When to Use a Blob Column vs. Inline Binary¶
Not every binary column needs to be a blob column. Plain Arrow binary/large_binary stores bytes inline, interleaved with your other columns, which is simplest and fastest for really small blobs (e.g., thumbnail images). Using a blob column to store the binary payload makes sense when either of these holds:
- You need partial or streaming reads. Inline binary is always read in full; there is no way to fetch a byte range without materializing the entire value. Blob columns expose
take_blobs→BlobFilehandles that seek and range-read, so you pay only for the bytes you touch. - Your values are large (roughly 1 MB or more on average). Operations that rewrite entire rows, such as compaction or some updates, must copy the large inline payloads forward into the new version — even when those bytes never changed. The bigger the payload, the more bytes you rewrite per logical change (write amplification). A blob column keeps large payloads in separate
.blobfiles that are referenced rather than re-copied, so these operations don't rewrite the heavy bytes.
Tip
As a rule of thumb, if average payload size is below a few tens of KB and you only ever read whole values, plain inline binary is fine. Above ~1 MB, or any time you want file-like access, prefer a blob column. Blob v2 also tunes this automatically: by default it keeps payloads under 16 KiB inline, packs mid-sized payloads into shared .blob sidecars, and gives payloads over 2 MiB their own dedicated .blob file.
Troubleshooting¶
This section contains commonly noticed issues or errors, and explains how to address them.

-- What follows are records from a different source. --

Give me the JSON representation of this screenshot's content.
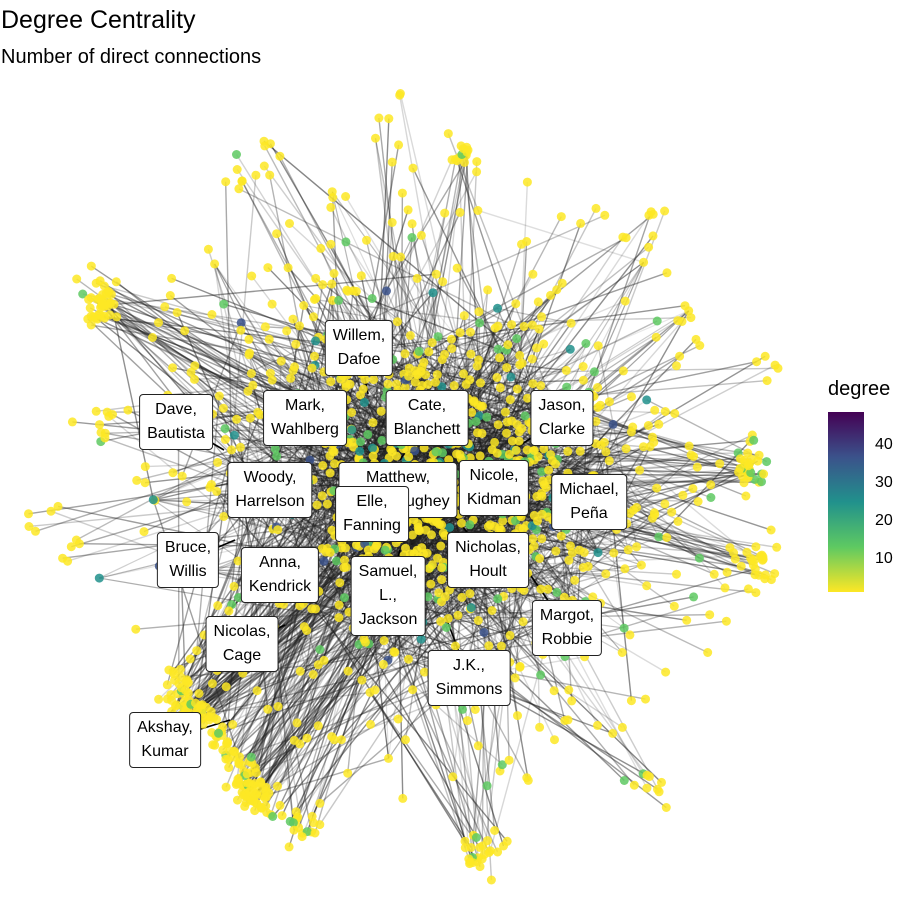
{
  "title": "Degree Centrality",
  "subtitle": "Number of direct connections",
  "legend": {
    "title": "degree",
    "ticks": [
      "40",
      "30",
      "20",
      "10"
    ],
    "colors": [
      "#440154",
      "#3b528b",
      "#21918c",
      "#5ec962",
      "#fde725"
    ]
  },
  "labels": [
    {
      "text": "Willem,\nDafoe"
    },
    {
      "text": "Dave,\nBautista"
    },
    {
      "text": "Mark,\nWahlberg"
    },
    {
      "text": "Cate,\nBlanchett"
    },
    {
      "text": "Jason,\nClarke"
    },
    {
      "text": "Woody,\nHarrelson"
    },
    {
      "text": "Matthew,\nMcConaughey"
    },
    {
      "text": "Nicole,\nKidman"
    },
    {
      "text": "Michael,\nPeña"
    },
    {
      "text": "Elle,\nFanning"
    },
    {
      "text": "Bruce,\nWillis"
    },
    {
      "text": "Anna,\nKendrick"
    },
    {
      "text": "Samuel,\nL.,\nJackson"
    },
    {
      "text": "Nicholas,\nHoult"
    },
    {
      "text": "Margot,\nRobbie"
    },
    {
      "text": "Nicolas,\nCage"
    },
    {
      "text": "J.K.,\nSimmons"
    },
    {
      "text": "Akshay,\nKumar"
    }
  ]
}
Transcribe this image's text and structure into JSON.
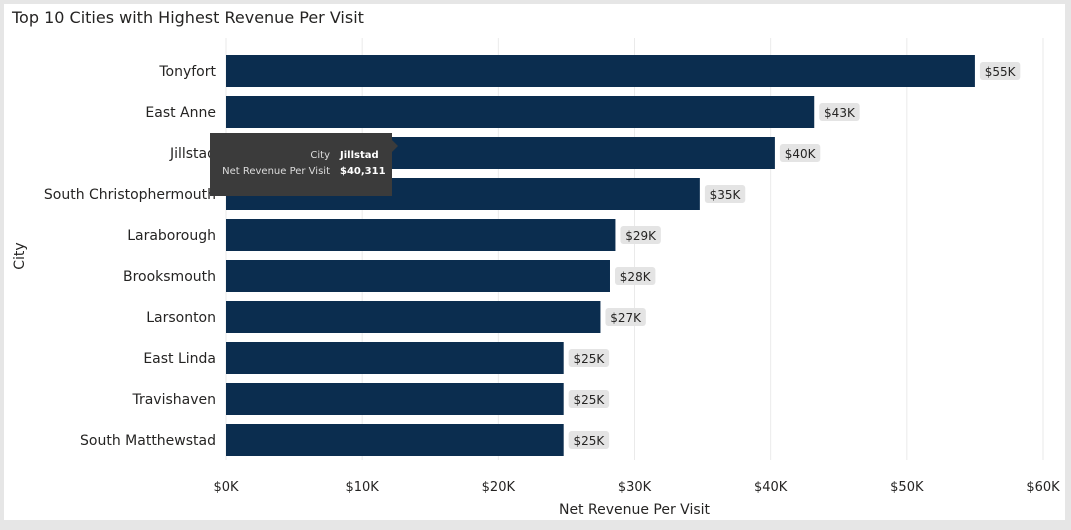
{
  "chart_data": {
    "type": "bar",
    "orientation": "horizontal",
    "title": "Top 10 Cities with Highest Revenue Per Visit",
    "xlabel": "Net Revenue Per Visit",
    "ylabel": "City",
    "xlim": [
      0,
      60000
    ],
    "x_ticks": [
      "$0K",
      "$10K",
      "$20K",
      "$30K",
      "$40K",
      "$50K",
      "$60K"
    ],
    "categories": [
      "Tonyfort",
      "East Anne",
      "Jillstad",
      "South Christophermouth",
      "Laraborough",
      "Brooksmouth",
      "Larsonton",
      "East Linda",
      "Travishaven",
      "South Matthewstad"
    ],
    "values": [
      55000,
      43200,
      40311,
      34800,
      28600,
      28200,
      27500,
      24800,
      24800,
      24800
    ],
    "data_labels": [
      "$55K",
      "$43K",
      "$40K",
      "$35K",
      "$29K",
      "$28K",
      "$27K",
      "$25K",
      "$25K",
      "$25K"
    ],
    "bar_color": "#0b2d4f",
    "grid": true
  },
  "tooltip": {
    "key1": "City",
    "val1": "Jillstad",
    "key2": "Net Revenue Per Visit",
    "val2": "$40,311"
  }
}
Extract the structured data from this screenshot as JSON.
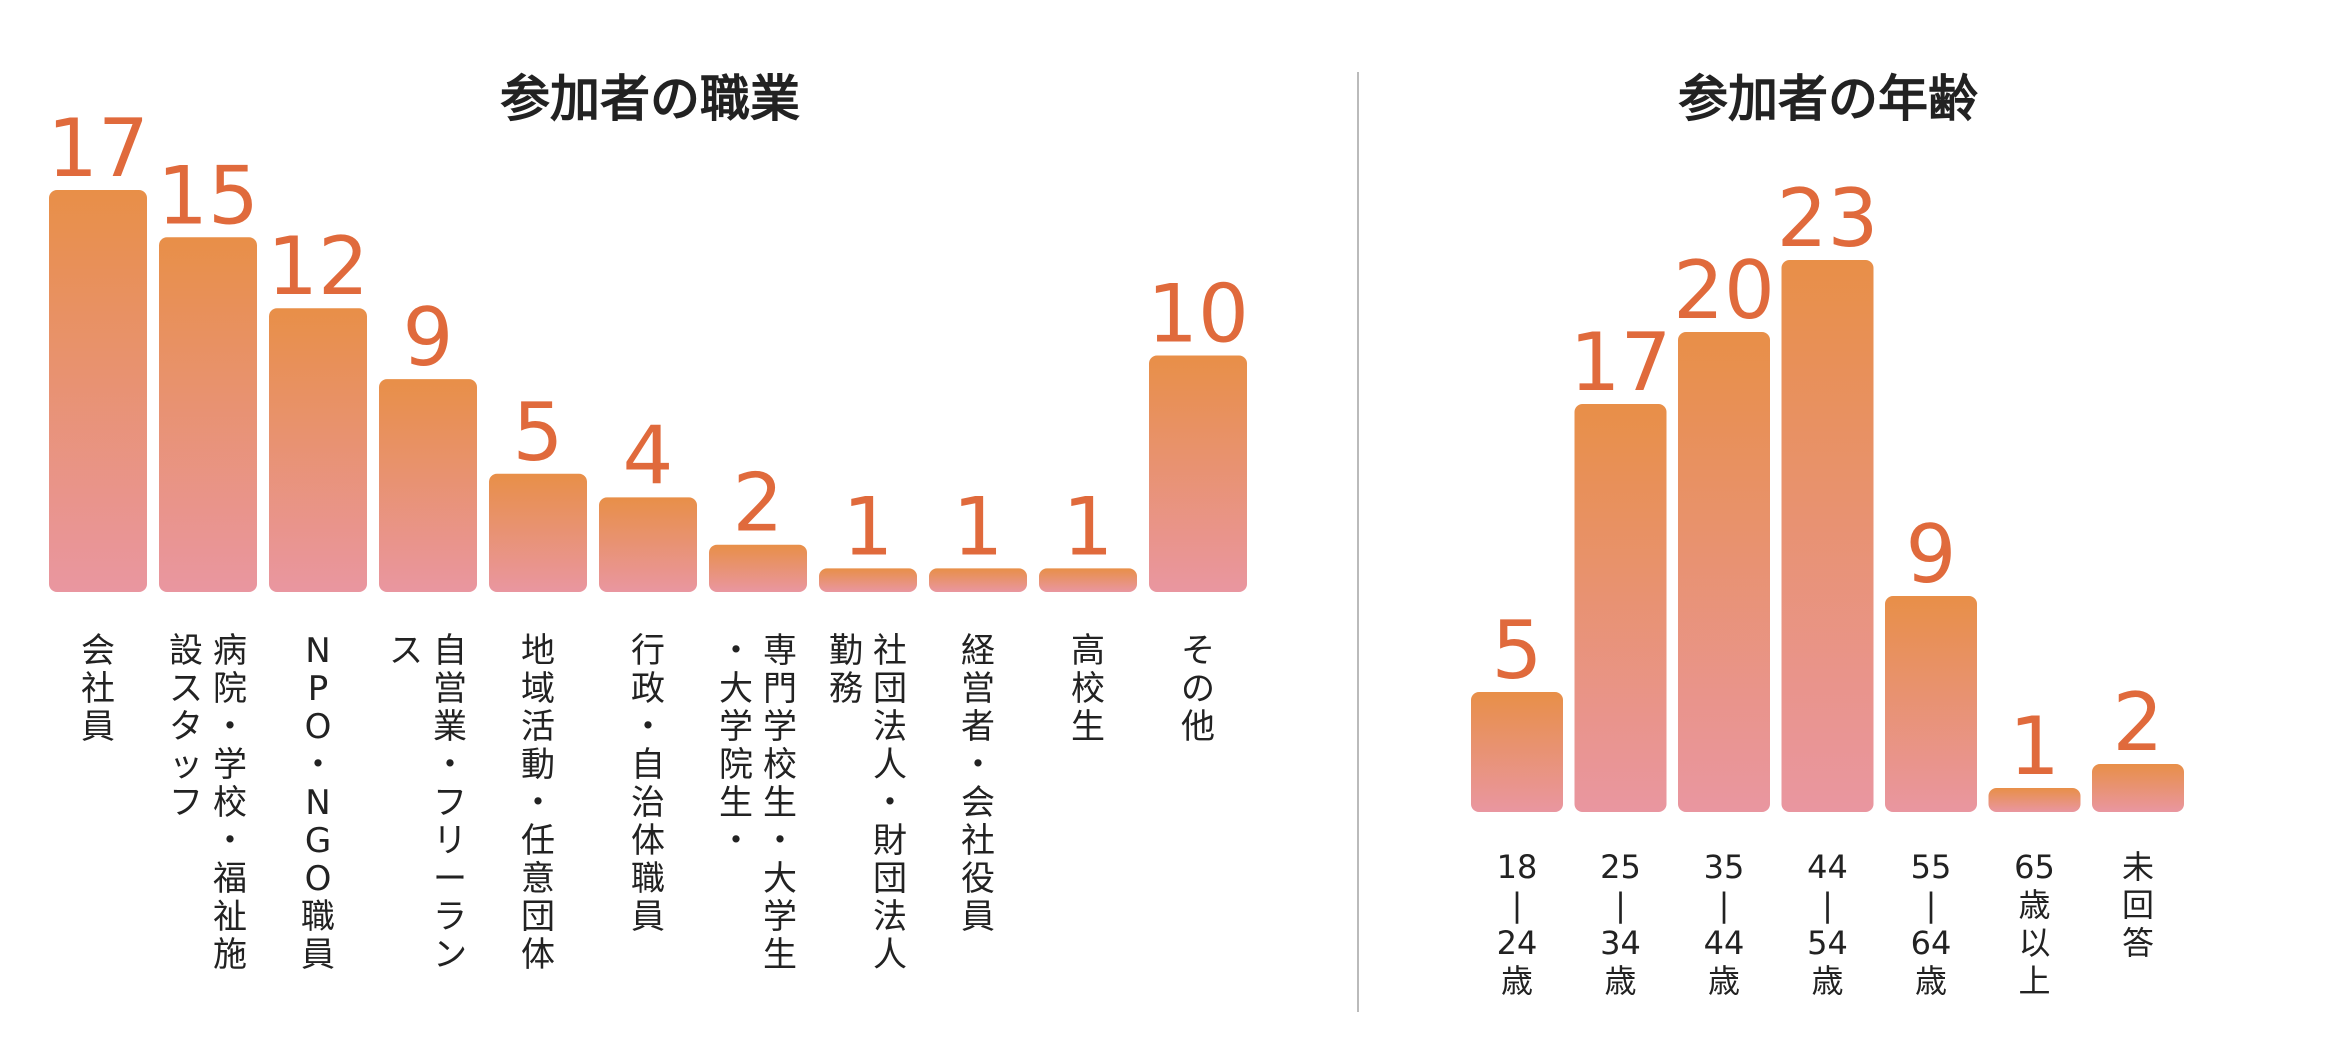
{
  "chart_data": [
    {
      "type": "bar",
      "title": "参加者の職業",
      "categories": [
        "会社員",
        "病院・学校・福祉施設スタッフ",
        "NPO・NGO職員",
        "自営業・フリーランス",
        "地域活動・任意団体",
        "行政・自治体職員",
        "専門学校生・大学生・大学院生・",
        "社団法人・財団法人勤務",
        "経営者・会社役員",
        "高校生",
        "その他"
      ],
      "values": [
        17,
        15,
        12,
        9,
        5,
        4,
        2,
        1,
        1,
        1,
        10
      ],
      "xlabel": "",
      "ylabel": "",
      "ylim": [
        0,
        17
      ],
      "grid": false,
      "legend": "none",
      "colors": {
        "bar_top": "#e88f48",
        "bar_bottom": "#e996a0",
        "value_text": "#e06a3c"
      }
    },
    {
      "type": "bar",
      "title": "参加者の年齢",
      "categories": [
        "18ー24歳",
        "25ー34歳",
        "35ー44歳",
        "44ー54歳",
        "55ー64歳",
        "65歳以上",
        "未回答"
      ],
      "values": [
        5,
        17,
        20,
        23,
        9,
        1,
        2
      ],
      "xlabel": "",
      "ylabel": "",
      "ylim": [
        0,
        23
      ],
      "grid": false,
      "legend": "none",
      "colors": {
        "bar_top": "#e88f48",
        "bar_bottom": "#e996a0",
        "value_text": "#e06a3c"
      }
    }
  ]
}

Blob v2 requires file version >= 2.2¶
Cause: You are writing blob v2 values into a dataset/file format below 2.2.
Fix: Write to a dataset created with data_storage_version="2.2" (or newer).
Legacy blob columns ... are not supported for file version >= 2.2¶
Cause: You are using legacy blob metadata (lance-encoding:blob) while writing 2.2+ data.
Fix: Replace legacy metadata-based columns with blob v2 columns (blob_field / blob_array).
Exactly one of ids, indices, or addresses must be specified¶
Cause: read_blobs or take_blobs received none or multiple selectors.
Fix: Provide exactly one of ids, indices, or addresses.